Coronavirus Shortens Sports Seasons
As concerns surrounding the Coronavirus rose, schools began to shut resulting in the immediate hiatus of spring sports. The break from sports not only took place at the high school level but at the collegiate and professional level as well. March Madness was canceled, the NBA shutdown for the foreseeable future, and many high school athletes will not be completing their seasons.
For the high school seniors, this abrupt pause is devastating. Many of whom are not planning on playing in college finished their high school careers only a few weeks into the season.
“This has caused a lot of frustration because we’ve worked hard the past three years to only have our final season end very early,” says Memorial High School senior Ana-Sofia Ruiz. Many are hoping for their seasons to resume soon but the uncertainty of the situation is only adding to the disappointment.
“We would love to be able to complete our last season, but everything is up in the air at this point,” adds Spring Woods High School senior Caroline Turner. As unpredictability continues to grow, student athletes continue to take it one day at a time - holding out hope that the season can resume as soon as possible.
Further disappointing high school seniors and impacting the recruiting process, the NCAA Division 1 schools plan on granting seniors a fifth year to play in college after backlash surrounding their short-lived final seasons. However, that too has caused backlash.

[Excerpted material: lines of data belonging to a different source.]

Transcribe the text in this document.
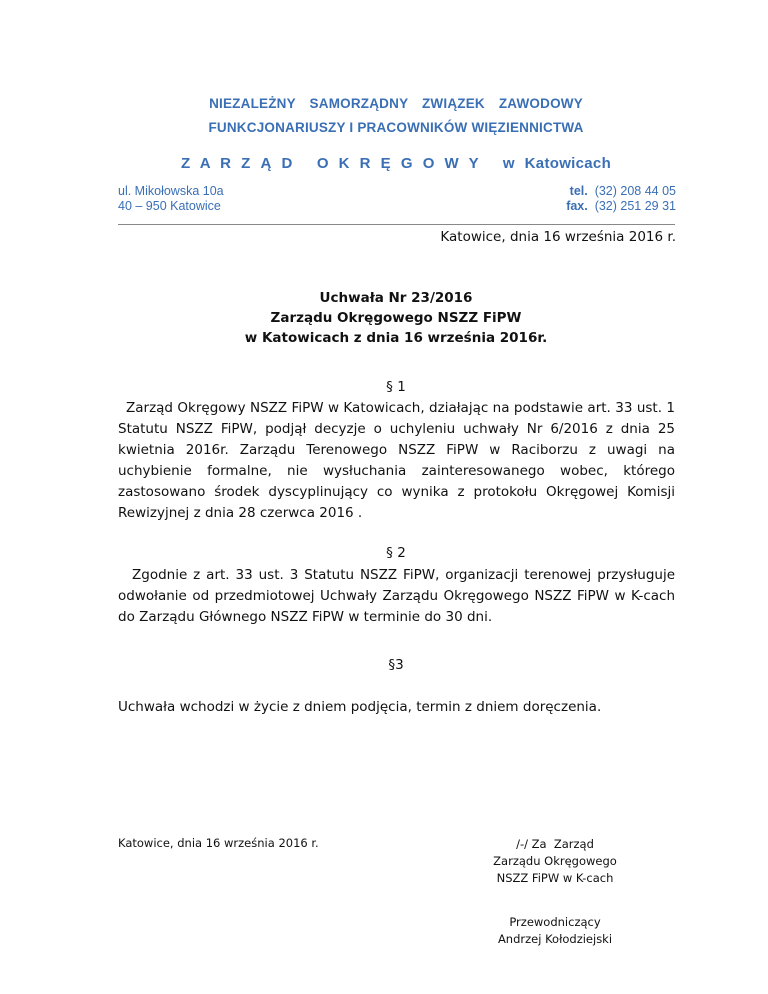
NIEZALEŻNY SAMORZĄDNY ZWIĄZEK ZAWODOWY
FUNKCJONARIUSZY I PRACOWNIKÓW WIĘZIENNICTWA
Z A R Z Ą D   O K R Ę G O W Y   w Katowicach
ul. Mikołowska 10a
40 – 950 Katowice
tel. (32) 208 44 05
fax. (32) 251 29 31
Katowice, dnia 16 września 2016 r.
Uchwała Nr 23/2016
Zarządu Okręgowego NSZZ FiPW
w Katowicach z dnia 16 września 2016r.
§ 1
Zarząd Okręgowy NSZZ FiPW w Katowicach, działając na podstawie art. 33 ust. 1 Statutu NSZZ FiPW, podjął decyzje o uchyleniu uchwały Nr 6/2016 z dnia 25 kwietnia 2016r. Zarządu Terenowego NSZZ FiPW w Raciborzu z uwagi na uchybienie formalne, nie wysłuchania zainteresowanego wobec, którego zastosowano środek dyscyplinujący co wynika z protokołu Okręgowej Komisji Rewizyjnej z dnia 28 czerwca 2016 .
§ 2
Zgodnie z art. 33 ust. 3 Statutu NSZZ FiPW, organizacji terenowej przysługuje odwołanie od przedmiotowej Uchwały Zarządu Okręgowego NSZZ FiPW w K-cach do Zarządu Głównego NSZZ FiPW w terminie do 30 dni.
§3
Uchwała wchodzi w życie z dniem podjęcia, termin z dniem doręczenia.
Katowice, dnia 16 września 2016 r.	/-/ Za  Zarząd
Zarządu Okręgowego
NSZZ FiPW w K-cach
Przewodniczący
Andrzej Kołodziejski
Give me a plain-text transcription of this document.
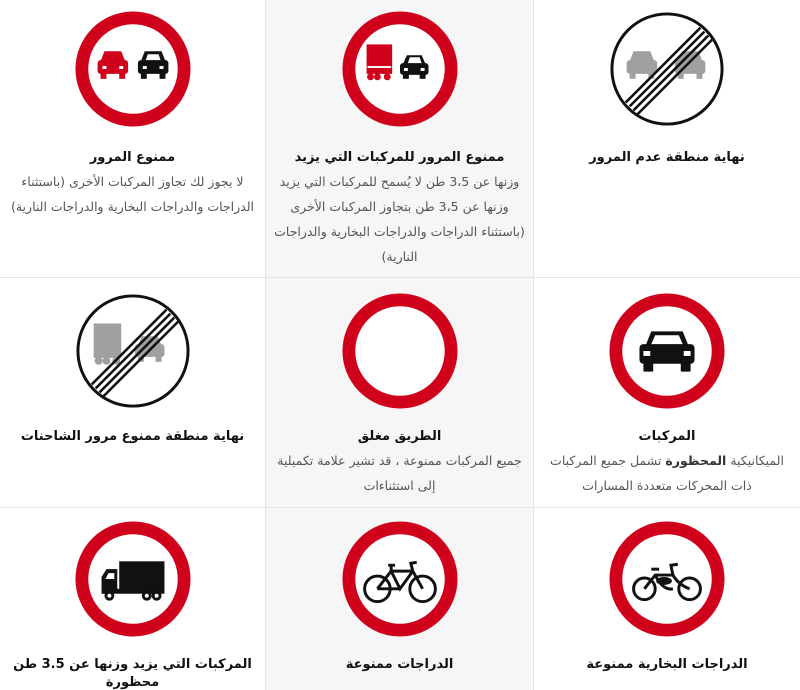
ممنوع المرور
لا يجوز لك تجاوز المركبات الأخرى (باستثناء الدراجات والدراجات البخارية والدراجات النارية)
ممنوع المرور للمركبات التي يزيد
وزنها عن 3،5 طن لا يُسمح للمركبات التي يزيد وزنها عن 3،5 طن بتجاوز المركبات الأخرى (باستثناء الدراجات والدراجات البخارية والدراجات النارية)
نهاية منطقة عدم المرور
نهاية منطقة ممنوع مرور الشاحنات	الطريق مغلق
جميع المركبات ممنوعة ، قد تشير علامة تكميلية إلى استثناءات
المركبات
الميكانيكية المحظورة تشمل جميع المركبات ذات المحركات متعددة المسارات
المركبات التي يزيد وزنها عن 3.5 طن محظورة
الدراجات ممنوعة	الدراجات البخارية ممنوعة
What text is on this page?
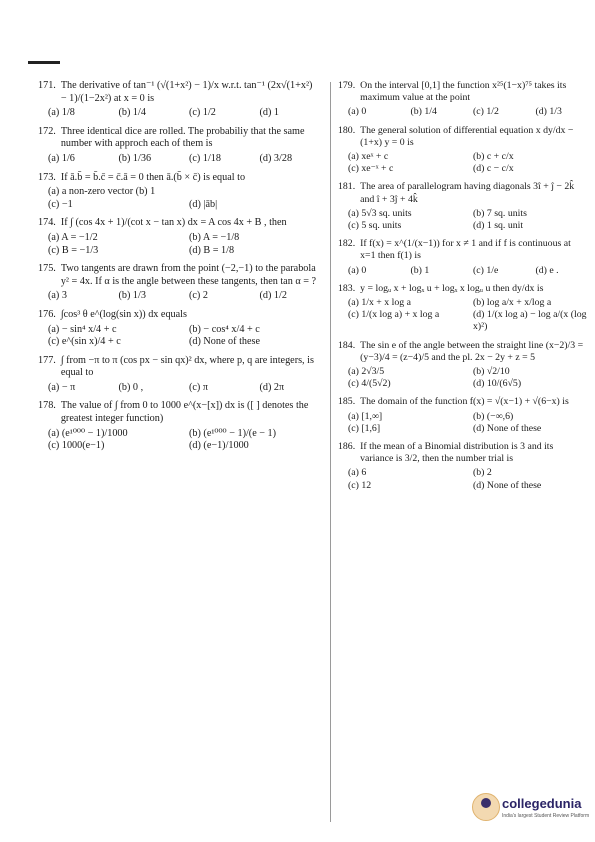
171. The derivative of tan⁻¹ (√(1+x²) − 1)/x w.r.t. tan⁻¹ (2x√(1+x²) − 1)/(1−2x²) at x = 0 is
(a) 1/8	(b) 1/4	(c) 1/2	(d) 1
172. Three identical dice are rolled. The probabiliy that the same number with approch each of them is
(a) 1/6	(b) 1/36	(c) 1/18	(d) 3/28
173. If ā.b̄ = b̄.c̄ = c̄.ā = 0 then ā.(b̄ × c̄) is equal to
(a) a non-zero vector (b) 1
(c) −1	(d) |āb|
174. If ∫ (cos 4x + 1)/(cot x − tan x) dx = A cos 4x + B , then
(a) A = −1/2	(b) A = −1/8
(c) B = −1/3	(d) B = 1/8
175. Two tangents are drawn from the point (−2,−1) to the parabola y² = 4x. If α is the angle between these tangents, then tan α = ?
(a) 3	(b) 1/3	(c) 2	(d) 1/2
176. ∫cos³ θ e^(log(sin x)) dx equals
(a) − sin⁴ x/4 + c	(b) − cos⁴ x/4 + c
(c) e^(sin x)/4 + c	(d) None of these
177. ∫ from −π to π (cos px − sin qx)² dx, where p, q are integers, is equal to
(a) − π	(b) 0 ,	(c) π	(d) 2π
178. The value of ∫ from 0 to 1000 e^(x−[x]) dx is ([ ] denotes the greatest integer function)
(a) (e¹⁰⁰⁰ − 1)/1000	(b) (e¹⁰⁰⁰ − 1)/(e − 1)
(c) 1000(e−1)	(d) (e−1)/1000
179. On the interval [0,1] the function x²⁵(1−x)⁷⁵ takes its maximum value at the point
(a) 0	(b) 1/4	(c) 1/2	(d) 1/3
180. The general solution of differential equation x dy/dx − (1+x) y = 0 is
(a) xeˣ + c	(b) c + c/x
(c) xe⁻ˣ + c	(d) c − c/x
181. The area of parallelogram having diagonals 3î + ĵ − 2k̂ and î + 3ĵ + 4k̂
(a) 5√3 sq. units	(b) 7 sq. units
(c) 5 sq. units	(d) 1 sq. unit
182. If f(x) = x^(1/(x−1)) for x ≠ 1 and if f is continuous at x=1 then f(1) is
(a) 0	(b) 1	(c) 1/e	(d) e .
183. y = logᵤ x + logₓ u + logₓ x logᵤ u then dy/dx is
(a) 1/x + x log a	(b) log a/x + x/log a
(c) 1/(x log a) + x log a	(d) 1/(x log a) − log a/(x (log x)²)
184. The sin e of the angle between the straight line (x−2)/3 = (y−3)/4 = (z−4)/5 and the pl. 2x − 2y + z = 5
(a) 2√3/5	(b) √2/10
(c) 4/(5√2)	(d) 10/(6√5)
185. The domain of the function f(x) = √(x−1) + √(6−x) is
(a) [1,∞]	(b) (−∞,6)
(c) [1,6]	(d) None of these
186. If the mean of a Binomial distribution is 3 and its variance is 3/2, then the number trial is
(a) 6	(b) 2
(c) 12	(d) None of these
collegedunia
India's largest Student Review Platform
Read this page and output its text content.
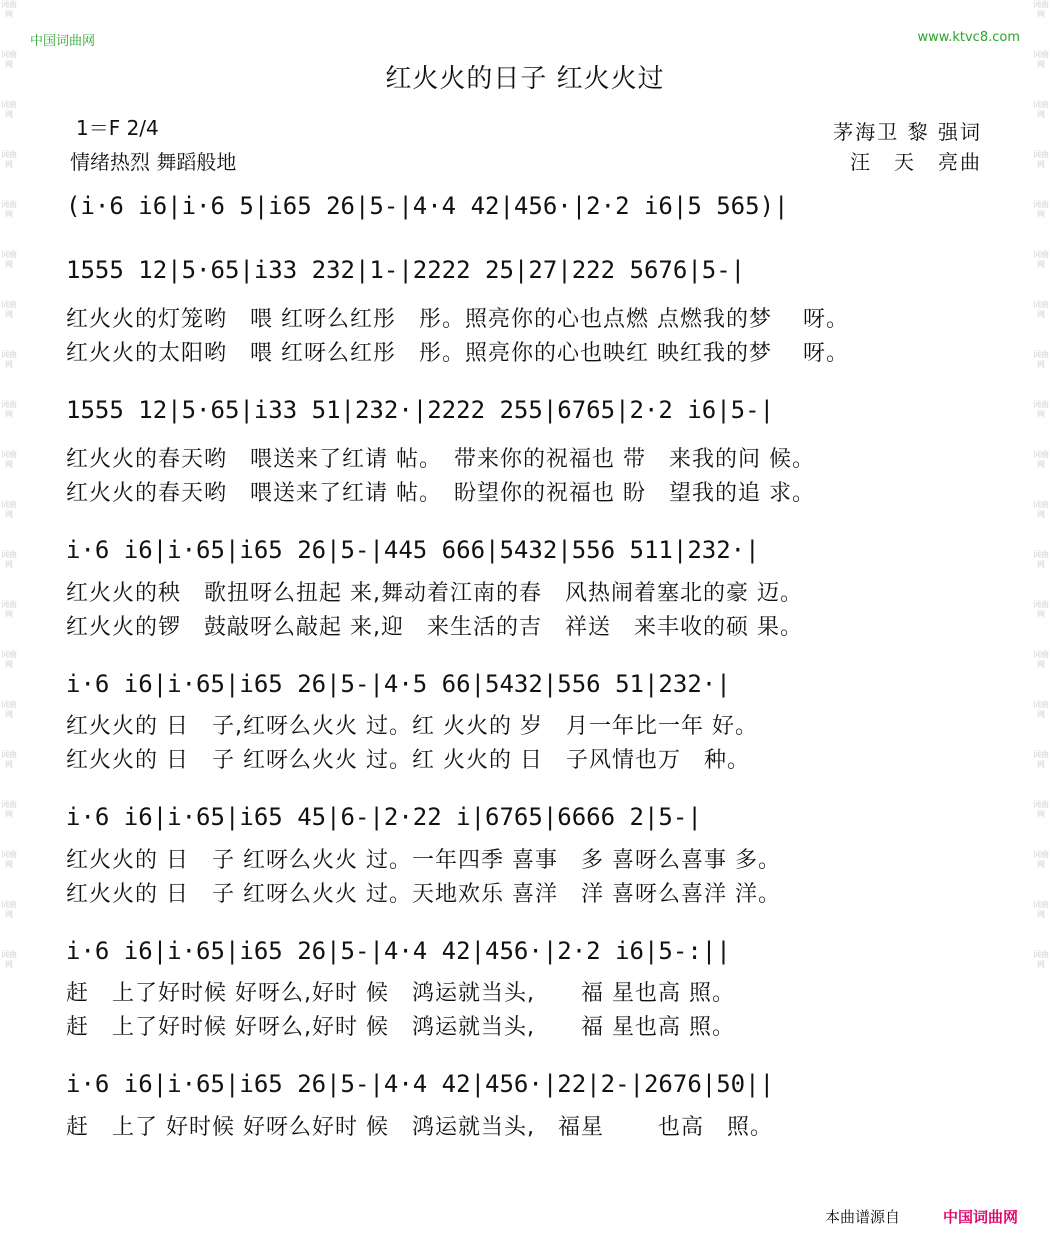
词曲网
词曲网
词曲网
词曲网
词曲网
词曲网
词曲网
词曲网
词曲网
词曲网
词曲网
词曲网
词曲网
词曲网
词曲网
词曲网
词曲网
词曲网
词曲网
词曲网
词曲网
词曲网
词曲网
词曲网
词曲网
词曲网
词曲网
词曲网
词曲网
词曲网
词曲网
词曲网
词曲网
词曲网
词曲网
词曲网
词曲网
词曲网
词曲网
词曲网
中国词曲网	www.ktvc8.com
红火火的日子 红火火过
1＝F 2/4
情绪热烈 舞蹈般地
茅海卫 黎 强词
汪　天　亮曲
(i·6 i6|i·6 5|i65 26|5-|4·4 42|456·|2·2 i6|5 565)|
1555 12|5·65|i33 232|1-|2222 25|27|222 5676|5-|
红火火的灯笼哟　喂 红呀么红彤　彤。照亮你的心也点燃 点燃我的梦　 呀。
红火火的太阳哟　喂 红呀么红彤　彤。照亮你的心也映红 映红我的梦　 呀。
1555 12|5·65|i33 51|232·|2222 255|6765|2·2 i6|5-|
红火火的春天哟　喂送来了红请 帖。　带来你的祝福也 带　来我的问 候。
红火火的春天哟　喂送来了红请 帖。　盼望你的祝福也 盼　望我的追 求。
i·6 i6|i·65|i65 26|5-|445 666|5432|556 511|232·|
红火火的秧　歌扭呀么扭起 来,舞动着江南的春　风热闹着塞北的豪 迈。
红火火的锣　鼓敲呀么敲起 来,迎　来生活的吉　祥送　来丰收的硕 果。
i·6 i6|i·65|i65 26|5-|4·5 66|5432|556 51|232·|
红火火的 日　子,红呀么火火 过。红 火火的 岁　月一年比一年 好。
红火火的 日　子 红呀么火火 过。红 火火的 日　子风情也万　种。
i·6 i6|i·65|i65 45|6-|2·22 i|6765|6666 2|5-|
红火火的 日　子 红呀么火火 过。一年四季 喜事　多 喜呀么喜事 多。
红火火的 日　子 红呀么火火 过。天地欢乐 喜洋　洋 喜呀么喜洋 洋。
i·6 i6|i·65|i65 26|5-|4·4 42|456·|2·2 i6|5-:||
赶　上了好时候 好呀么,好时 候　鸿运就当头,　　福 星也高 照。
赶　上了好时候 好呀么,好时 候　鸿运就当头,　　福 星也高 照。
i·6 i6|i·65|i65 26|5-|4·4 42|456·|22|2-|2676|50||
赶　上了 好时候 好呀么好时 候　鸿运就当头,　福星　　 也高　照。
本曲谱源自	中国词曲网
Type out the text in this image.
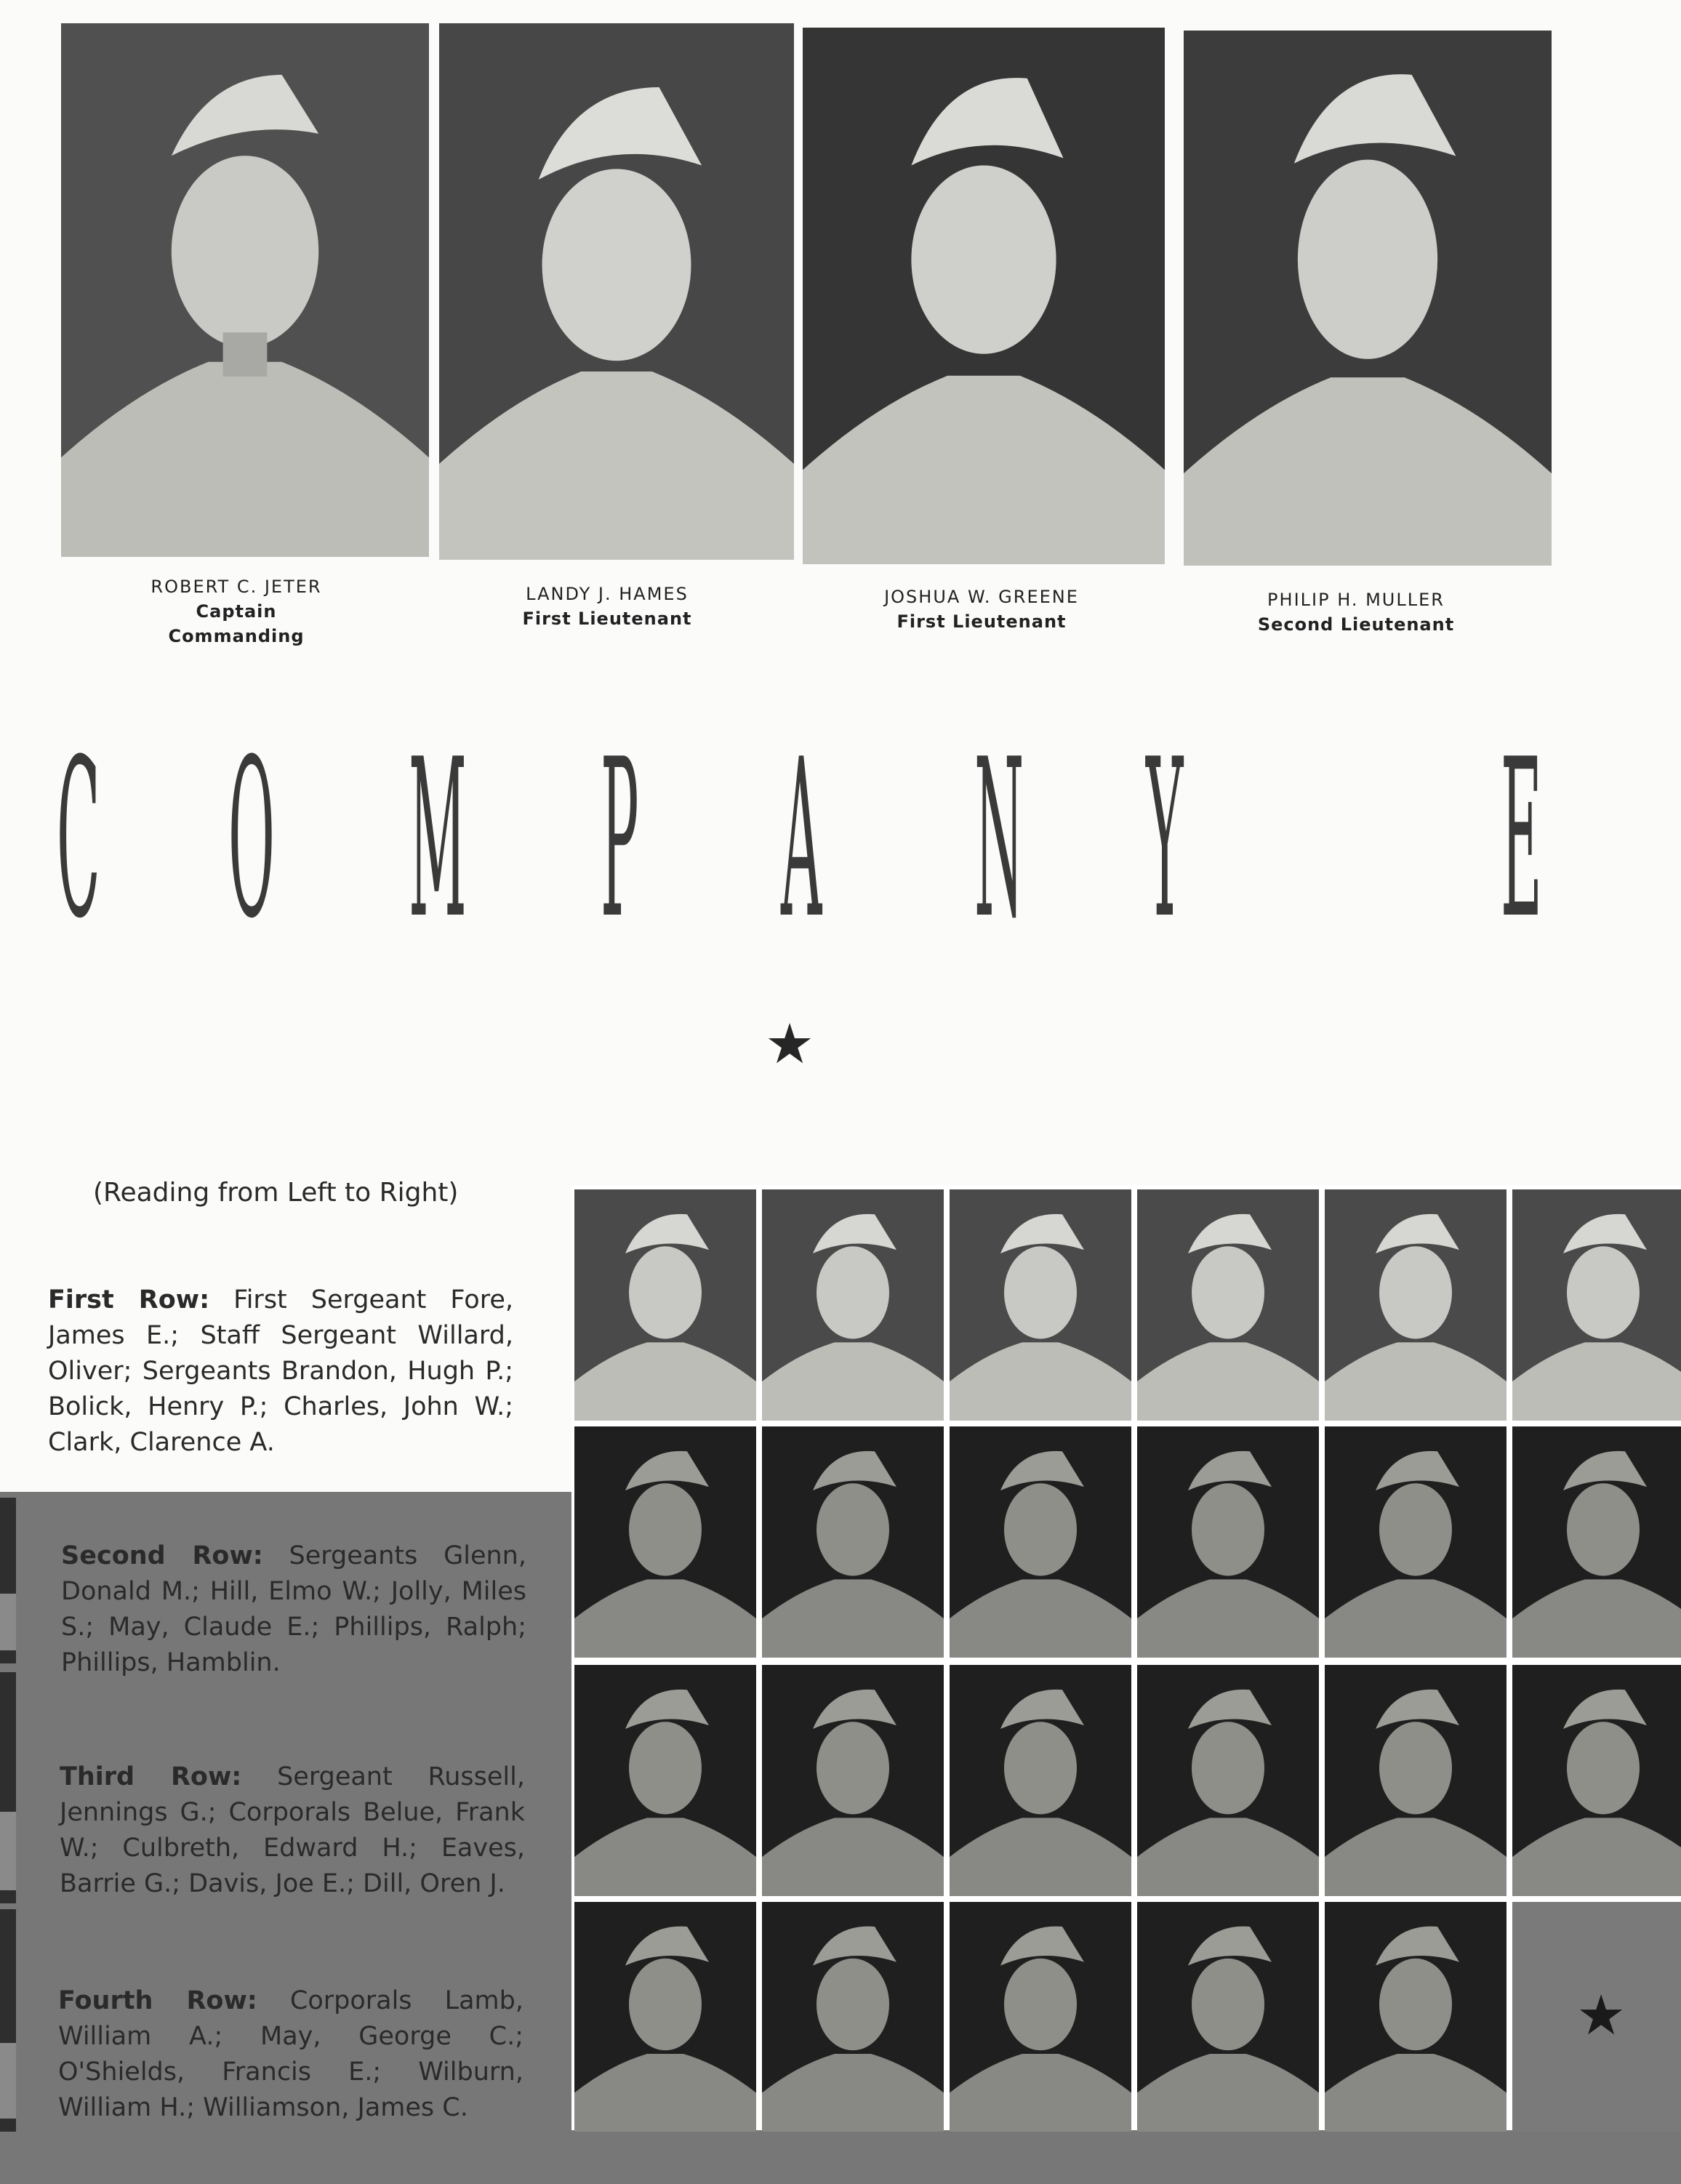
ROBERT C. JETER
Captain
Commanding
LANDY J. HAMES
First Lieutenant
JOSHUA W. GREENE
First Lieutenant
PHILIP H. MULLER
Second Lieutenant
C O M P A N Y E
★
(Reading from Left to Right)
First Row: First Sergeant Fore, James E.; Staff Sergeant Willard, Oliver; Sergeants Brandon, Hugh P.; Bolick, Henry P.; Charles, John W.; Clark, Clarence A.
★
Second Row: Sergeants Glenn, Donald M.; Hill, Elmo W.; Jolly, Miles S.; May, Claude E.; Phillips, Ralph; Phillips, Hamblin.
Third Row: Sergeant Russell, Jennings G.; Corporals Belue, Frank W.; Culbreth, Edward H.; Eaves, Barrie G.; Davis, Joe E.; Dill, Oren J.
Fourth Row: Corporals Lamb, William A.; May, George C.; O'Shields, Francis E.; Wilburn, William H.; Williamson, James C.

Granting these athletes another year of eligibility could potentially cost schools lots of money, and create fewer openings for incoming athletes, with potentially less playing time for those lucky enough to be granted a spot on the team.
The Ivy League Basketball Tournament was one of the first major cancellations surrounding collegiate basketball. This left the Princeton Women’s Basketball team and the Yale Men’s Basketball team the automatic qualifiers for the NCAA Tournament, before that was canceled as well.
Although the decision was made in an effort to protect the athletes, coaches, and fans, it was not viewed that way. Those two teams were deemed eligible to continue onto the tournament because they were the regular season champions compared to having the winner of the Ivy League tournament continue on to the NCAA Tournament. However, since all collegiate sports were put on hold, no one really knows how the tournament will play out or if it will take place at all.